Because these species do not live on land and are seemingly far away from us, it’s often hard to see the impact they have on human life. But with the huge effects they have on ecosystems, it makes sense that those effects have impacts on us in some ways.
One obvious effect is that of increased algae production from spiny water fleas and zebra mussels, which can affect swimming and other water recreational activities.

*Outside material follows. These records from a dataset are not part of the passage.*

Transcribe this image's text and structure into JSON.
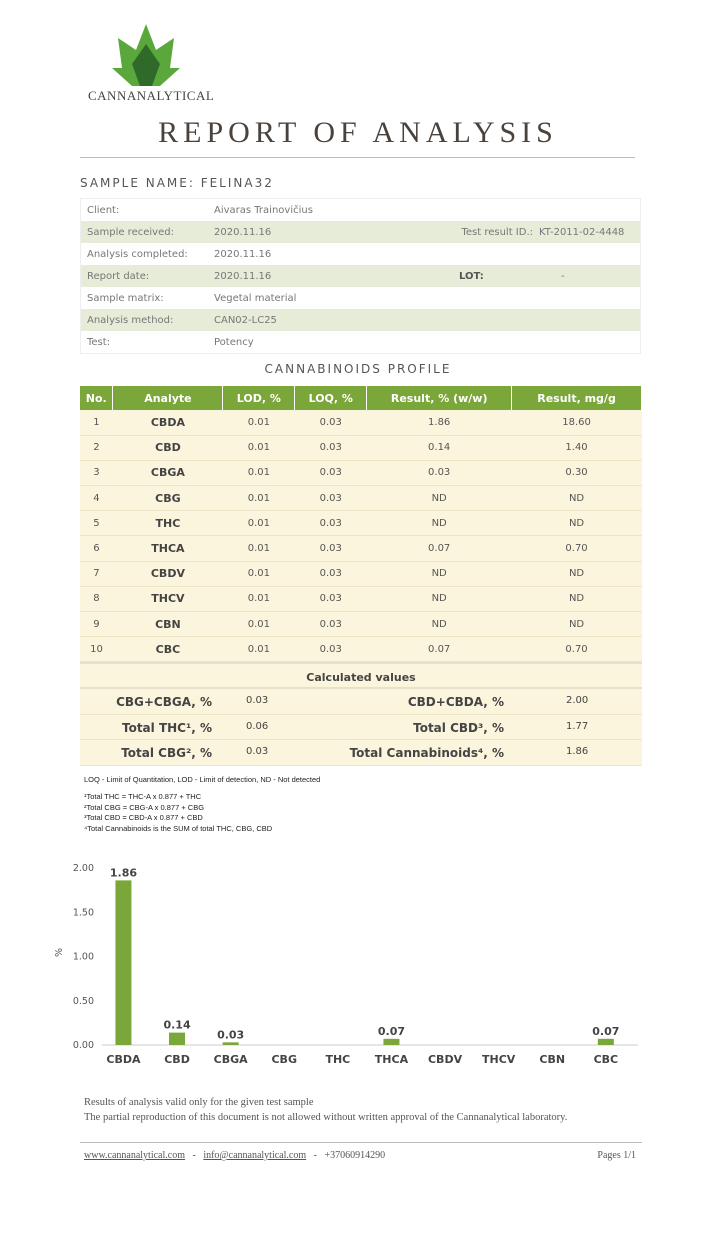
{
  "logo": {
    "text": "CANNANALYTICAL"
  },
  "title": "REPORT OF ANALYSIS",
  "sample_name": "SAMPLE NAME: FELINA32",
  "info": [
    {
      "label": "Client:",
      "value": "Aivaras Trainovičius"
    },
    {
      "label": "Sample received:",
      "value": "2020.11.16",
      "label2": "Test result ID.:",
      "value2": "KT-2011-02-4448"
    },
    {
      "label": "Analysis completed:",
      "value": "2020.11.16"
    },
    {
      "label": "Report date:",
      "value": "2020.11.16",
      "label2": "LOT:",
      "value2": "-"
    },
    {
      "label": "Sample matrix:",
      "value": "Vegetal material"
    },
    {
      "label": "Analysis method:",
      "value": "CAN02-LC25"
    },
    {
      "label": "Test:",
      "value": "Potency"
    }
  ],
  "profile_title": "CANNABINOIDS PROFILE",
  "columns": [
    "No.",
    "Analyte",
    "LOD, %",
    "LOQ, %",
    "Result, % (w/w)",
    "Result, mg/g"
  ],
  "rows": [
    [
      "1",
      "CBDA",
      "0.01",
      "0.03",
      "1.86",
      "18.60"
    ],
    [
      "2",
      "CBD",
      "0.01",
      "0.03",
      "0.14",
      "1.40"
    ],
    [
      "3",
      "CBGA",
      "0.01",
      "0.03",
      "0.03",
      "0.30"
    ],
    [
      "4",
      "CBG",
      "0.01",
      "0.03",
      "ND",
      "ND"
    ],
    [
      "5",
      "THC",
      "0.01",
      "0.03",
      "ND",
      "ND"
    ],
    [
      "6",
      "THCA",
      "0.01",
      "0.03",
      "0.07",
      "0.70"
    ],
    [
      "7",
      "CBDV",
      "0.01",
      "0.03",
      "ND",
      "ND"
    ],
    [
      "8",
      "THCV",
      "0.01",
      "0.03",
      "ND",
      "ND"
    ],
    [
      "9",
      "CBN",
      "0.01",
      "0.03",
      "ND",
      "ND"
    ],
    [
      "10",
      "CBC",
      "0.01",
      "0.03",
      "0.07",
      "0.70"
    ]
  ],
  "calculated": {
    "title": "Calculated values",
    "rows": [
      {
        "l1": "CBG+CBGA, %",
        "v1": "0.03",
        "l2": "CBD+CBDA, %",
        "v2": "2.00"
      },
      {
        "l1": "Total THC¹, %",
        "v1": "0.06",
        "l2": "Total CBD³, %",
        "v2": "1.77"
      },
      {
        "l1": "Total CBG², %",
        "v1": "0.03",
        "l2": "Total Cannabinoids⁴, %",
        "v2": "1.86"
      }
    ]
  },
  "legend_note": "LOQ - Limit of Quantitation, LOD - Limit of detection, ND - Not detected",
  "footnotes": [
    "¹Total THC =  THC-A x 0.877 + THC",
    "²Total CBG = CBG-A x 0.877 + CBG",
    "³Total CBD = CBD-A x 0.877 + CBD",
    "⁴Total Cannabinoids is the SUM of total THC, CBG, CBD"
  ],
  "chart_data": {
    "type": "bar",
    "ylabel": "%",
    "ylim": [
      0,
      2
    ],
    "yticks": [
      "0.00",
      "0.50",
      "1.00",
      "1.50",
      "2.00"
    ],
    "categories": [
      "CBDA",
      "CBD",
      "CBGA",
      "CBG",
      "THC",
      "THCA",
      "CBDV",
      "THCV",
      "CBN",
      "CBC"
    ],
    "values": [
      1.86,
      0.14,
      0.03,
      0,
      0,
      0.07,
      0,
      0,
      0,
      0.07
    ],
    "labels": [
      "1.86",
      "0.14",
      "0.03",
      "",
      "",
      "0.07",
      "",
      "",
      "",
      "0.07"
    ],
    "color": "#7aa63a"
  },
  "disclaimer": [
    "Results of analysis valid only for the given test sample",
    "The partial reproduction of this document is not allowed without written approval of the Cannanalytical laboratory."
  ],
  "footer": {
    "website": "www.cannanalytical.com",
    "email": "info@cannanalytical.com",
    "phone": "+37060914290",
    "sep": "-",
    "pages": "Pages 1/1"
  }
}
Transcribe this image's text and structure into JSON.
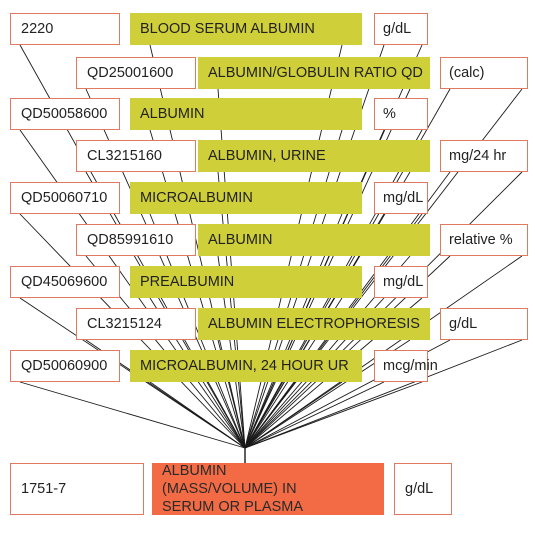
{
  "rows": [
    {
      "code": "2220",
      "name": "BLOOD SERUM ALBUMIN",
      "unit": "g/dL"
    },
    {
      "code": "QD25001600",
      "name": "ALBUMIN/GLOBULIN RATIO QD",
      "unit": "(calc)"
    },
    {
      "code": "QD50058600",
      "name": "ALBUMIN",
      "unit": "%"
    },
    {
      "code": "CL3215160",
      "name": "ALBUMIN, URINE",
      "unit": "mg/24 hr"
    },
    {
      "code": "QD50060710",
      "name": "MICROALBUMIN",
      "unit": "mg/dL"
    },
    {
      "code": "QD85991610",
      "name": "ALBUMIN",
      "unit": "relative %"
    },
    {
      "code": "QD45069600",
      "name": "PREALBUMIN",
      "unit": "mg/dL"
    },
    {
      "code": "CL3215124",
      "name": "ALBUMIN ELECTROPHORESIS",
      "unit": "g/dL"
    },
    {
      "code": "QD50060900",
      "name": "MICROALBUMIN, 24 HOUR UR",
      "unit": "mcg/min"
    }
  ],
  "target": {
    "code": "1751-7",
    "name": "ALBUMIN (MASS/VOLUME) IN SERUM OR PLASMA",
    "unit": "g/dL"
  },
  "colors": {
    "name_fill": "#cfcf3a",
    "target_fill": "#f26b45",
    "border": "#e07a5f",
    "line": "#1a1a1a"
  }
}
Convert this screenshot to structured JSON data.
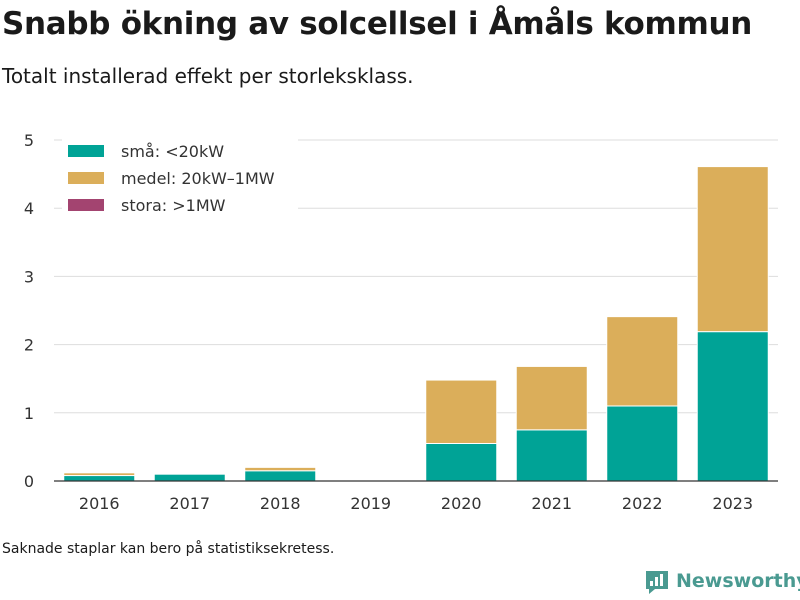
{
  "header": {
    "title": "Snabb ökning av solcellsel i Åmåls kommun",
    "subtitle": "Totalt installerad effekt per storleksklass."
  },
  "footer": {
    "note": "Saknade staplar kan bero på statistiksekretess.",
    "brand": "Newsworthy"
  },
  "colors": {
    "small": "#00a396",
    "medium": "#dbae5a",
    "large": "#a34470",
    "grid": "#dddddd",
    "axis": "#333333",
    "brand": "#4a9a91"
  },
  "chart_data": {
    "type": "bar",
    "stacked": true,
    "categories": [
      "2016",
      "2017",
      "2018",
      "2019",
      "2020",
      "2021",
      "2022",
      "2023"
    ],
    "series": [
      {
        "name": "små: <20kW",
        "values": [
          0.08,
          0.1,
          0.15,
          null,
          0.55,
          0.75,
          1.1,
          2.19
        ]
      },
      {
        "name": "medel: 20kW–1MW",
        "values": [
          0.04,
          0.0,
          0.05,
          null,
          0.93,
          0.93,
          1.31,
          2.42
        ]
      },
      {
        "name": "stora: >1MW",
        "values": [
          0,
          0,
          0,
          null,
          0,
          0,
          0,
          0
        ]
      }
    ],
    "ylim": [
      0,
      5
    ],
    "yticks": [
      0,
      1,
      2,
      3,
      4,
      5
    ],
    "grid": true,
    "legend": "top-left"
  }
}
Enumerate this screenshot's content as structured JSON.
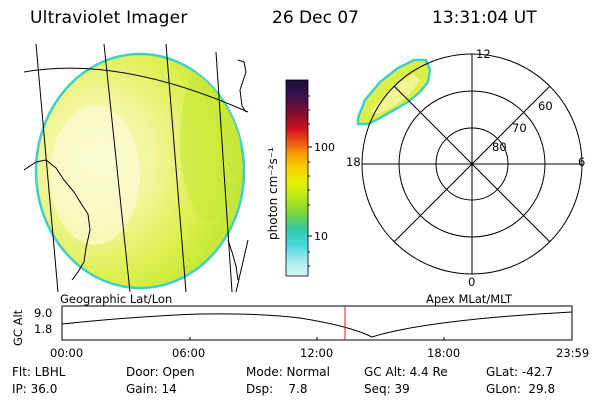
{
  "header": {
    "title": "Ultraviolet Imager",
    "date": "26 Dec 07",
    "time": "13:31:04 UT"
  },
  "left_panel": {
    "caption": "Geographic Lat/Lon"
  },
  "right_panel": {
    "caption": "Apex MLat/MLT",
    "mlt_labels": {
      "top": "12",
      "left": "18",
      "right": "6",
      "bottom": "0"
    },
    "lat_labels": [
      "60",
      "70",
      "80"
    ]
  },
  "colorbar": {
    "label": "photon cm⁻²s⁻¹",
    "tick_labels": [
      "100",
      "10"
    ],
    "colors_top_to_bottom": [
      "#1a1038",
      "#3a1050",
      "#8a0f2a",
      "#d01020",
      "#ee5a10",
      "#f7a000",
      "#f7d100",
      "#e8f000",
      "#b8e81a",
      "#7ad63a",
      "#33c9a0",
      "#44d6e0",
      "#a5eaef",
      "#d6f5f6"
    ]
  },
  "altitude_strip": {
    "axis_label": "GC Alt",
    "ytick_labels": [
      "9.0",
      "1.8"
    ],
    "xtick_labels": [
      "00:00",
      "06:00",
      "12:00",
      "18:00",
      "23:59"
    ],
    "marker_time": "13:31",
    "marker_color": "#cc2222"
  },
  "footer": {
    "row1": {
      "filter": "Flt: LBHL",
      "door": "Door: Open",
      "mode": "Mode: Normal",
      "gc_alt": "GC Alt: 4.4 Re",
      "glat": "GLat: -42.7"
    },
    "row2": {
      "ip": "IP: 36.0",
      "gain": "Gain: 14",
      "dsp": "Dsp:    7.8",
      "seq": "Seq: 39",
      "glon": "GLon:  29.8"
    }
  }
}
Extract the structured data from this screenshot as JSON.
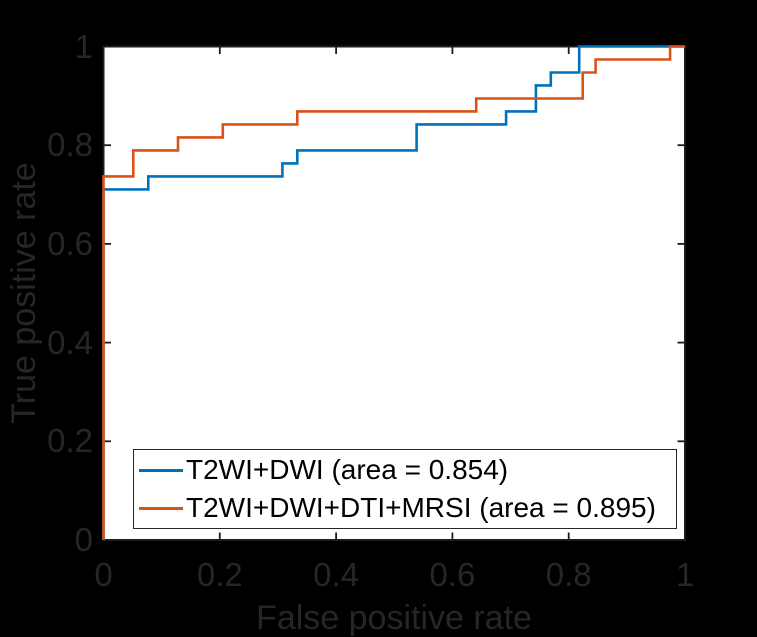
{
  "colors": {
    "figure_bg": "#000000",
    "axes_bg": "#FFFFFF",
    "axis_line": "#1C1C1C",
    "axis_text": "#262626",
    "legend_bg": "#FFFFFF",
    "legend_border": "#262626",
    "legend_text": "#000000",
    "series1": "#0072BD",
    "series2": "#D95319"
  },
  "chart_data": {
    "type": "line",
    "subtype": "roc-step-curves",
    "title": "",
    "xlabel": "False positive rate",
    "ylabel": "True positive rate",
    "xlim": [
      0,
      1
    ],
    "ylim": [
      0,
      1
    ],
    "x_ticks": [
      "0",
      "0.2",
      "0.4",
      "0.6",
      "0.8",
      "1"
    ],
    "y_ticks": [
      "0",
      "0.2",
      "0.4",
      "0.6",
      "0.8",
      "1"
    ],
    "grid": false,
    "legend_position": "bottom-left-inside",
    "series": [
      {
        "name": "T2WI+DWI (area = 0.854)",
        "area": 0.854,
        "color": "#0072BD",
        "points": [
          [
            0,
            0
          ],
          [
            0,
            0.7105
          ],
          [
            0.077,
            0.7105
          ],
          [
            0.077,
            0.7368
          ],
          [
            0.3077,
            0.7368
          ],
          [
            0.3077,
            0.7632
          ],
          [
            0.3333,
            0.7632
          ],
          [
            0.3333,
            0.7895
          ],
          [
            0.5385,
            0.7895
          ],
          [
            0.5385,
            0.8421
          ],
          [
            0.6923,
            0.8421
          ],
          [
            0.6923,
            0.8684
          ],
          [
            0.7436,
            0.8684
          ],
          [
            0.7436,
            0.9211
          ],
          [
            0.7692,
            0.9211
          ],
          [
            0.7692,
            0.9474
          ],
          [
            0.818,
            0.9474
          ],
          [
            0.818,
            1
          ],
          [
            1,
            1
          ]
        ]
      },
      {
        "name": "T2WI+DWI+DTI+MRSI (area = 0.895)",
        "area": 0.895,
        "color": "#D95319",
        "points": [
          [
            0,
            0
          ],
          [
            0,
            0.7368
          ],
          [
            0.0513,
            0.7368
          ],
          [
            0.0513,
            0.7895
          ],
          [
            0.1282,
            0.7895
          ],
          [
            0.1282,
            0.8158
          ],
          [
            0.2051,
            0.8158
          ],
          [
            0.2051,
            0.8421
          ],
          [
            0.3333,
            0.8421
          ],
          [
            0.3333,
            0.8684
          ],
          [
            0.641,
            0.8684
          ],
          [
            0.641,
            0.8947
          ],
          [
            0.824,
            0.8947
          ],
          [
            0.824,
            0.9474
          ],
          [
            0.8462,
            0.9474
          ],
          [
            0.8462,
            0.9737
          ],
          [
            0.9744,
            0.9737
          ],
          [
            0.9744,
            1
          ],
          [
            1,
            1
          ]
        ]
      }
    ]
  }
}
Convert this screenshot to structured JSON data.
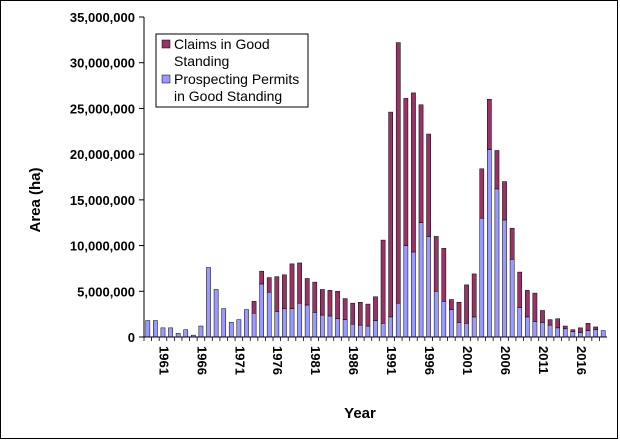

Another effect of zebra mussels is how their filter feeding results in more clear water. For some people, this is a good thing.
“If you never go out on your lake but you just kind of look at it through your window or something like that, you might like the fact that zebra mussels are in your lake because your water’s really clear,” said Tim Campbell, Aquatic Invasive Species Outreach Specialist for the University of Wisconsin-Extension, University of Wisconsin Sea Grant Institute and Wisconsin DNR.
However, the clarity goes beyond pleasing window-watchers. With clearer water, more sun can stream through, affecting plants and fish behavior. This increases rooted plant growth, which gives more habitat for fish; fish also move to live in deeper and darker areas to avoid sunlight. These factors may impact fisheries and affect fishing. In addition, the sunlight fosters growth of blue-green algae – the bad stuff that is toxic to some fish and makes water less appealing to swim in.
“Through the right lens, there are some positive things about invasive species,” said Campbell. “But they really get that label [of invasive] because…there’s an overwhelming [amount of evidence] that impacts are negative, but sometimes there’s a few things that people like about them.”
Another impact of invasive species on humans is the efforts to prevent the spread of them. Because spread is based primarily on humans’ movement throughout areas, prevention is a public effort. For example, boaters are required to drain water from motors and wells, and clean biological material like weeds and mud off of boats before leaving a body of water.
“[The spread of invasive species is] basically a function of globalization,” said Paul Dearlove, Senior Director of Watershed Initiatives at Clean Lakes Alliance. Species can be brought by humans to an area on purpose, like if they want a specific animal in an area, or by accident, by species “hitchhiking” via transportation like boats.
“Humans move around invasive species and human behavior can change, and so therefore invasion is preventable.” Campbell said.
Other efforts for preventing spread include funding from the Wisconsin DNR for education and outreach work. The DNR and the Wisconsin Sea Grant fund research work to better understand invasives. The Clean Boats, Clean Waters program trains volunteers and paid staff to inspect boats and talk to boaters about spread prevention. The Citizen Lake Monitoring Network program teaches citizens how to monitor lakes for invasives.
Stopping the spread of invasive species is critical because of the major – and usually negative – changes to waters that aquatic invasives can bring. The distinctiveness of Wisconsin’s lakes and ecosystems is important to preserve too. For example, sturgeon spearing in Lake Winnebago is “uniquely Wisconsin,” said Campbell. (“It should probably belong in the same category as being a Packers fan.”) A few years ago, round gobies, an invasive fish species known as a lake sturgeon egg predator, was found outside of Lake Winnebago.
“It’s hard to say what would happen to lake sturgeons if round gobies got into Lake Winnebago… I think that experience [of sturgeon fishing] is just so valuable to Wisconsin,” said Campbell. “I hear stories of people going up to hang out at the family lake house or something, and they have a story or experience they like to tell, and invasive species could change that experience.”